Yarber also gives us a batch of numbers about school spending and student-teacher ratios with no "conclusions" or "suspicions" as to meaning. But she does tell us that California is in the "middle" on state per-student spending and ranks near the bottom in terms of teacher-student ratios.

There are fascinating cause and effect relationships to be gleaned from the information she does provide, through. The District of Columbia tops the per-student spending list at $9,259 and has the lowest ratio of students per teacher at 13.2, while Utah ranks at the bottom of both categories at $2,960 and 24.9. How about a simple question? Where would you most like your child to attend school--Utah or Washington? Or, guess which schools score higher on virtually every comparable test of academic achievement? Finally, in which arena does the teachers' union hold ham-fisted control?

There are conclusions to be drawn here--but you won't find the "educational Establishment" shining light on them. Money is far less an answer to fixing our dysfunctional public educational system than wrestling control from the dominant educational elites. Also, Utah is often mocked as a Christian stronghold (home of the Mormon Church) by the secular elites. But a lot of the wacky pandering to the multicultural fad of the day, the idea of "outcomes-based" education (i.e. watered-down, pablum-fed curricula and grading techniques) have not become firmly entrenched there . . . yet. Maybe Christian values . . . oh! Heaven forbid!
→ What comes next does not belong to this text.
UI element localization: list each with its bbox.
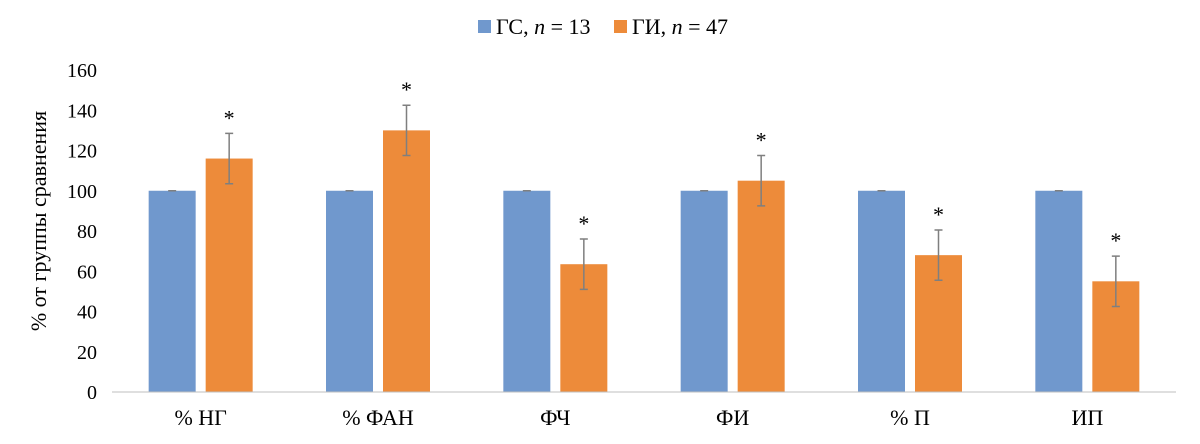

Our public educational system is severely at risk of implosion. It is the product of the fad and fantasy ideas (that carry consequences) of the educational elites, a unionized work force whose agenda is their own entrenchment, and politicians that want to polarize the people of this country along racial lines and economic lines in order to assure their own future. Our children's future loses its relevancy in the stormy waters churned up by these self-interested folks.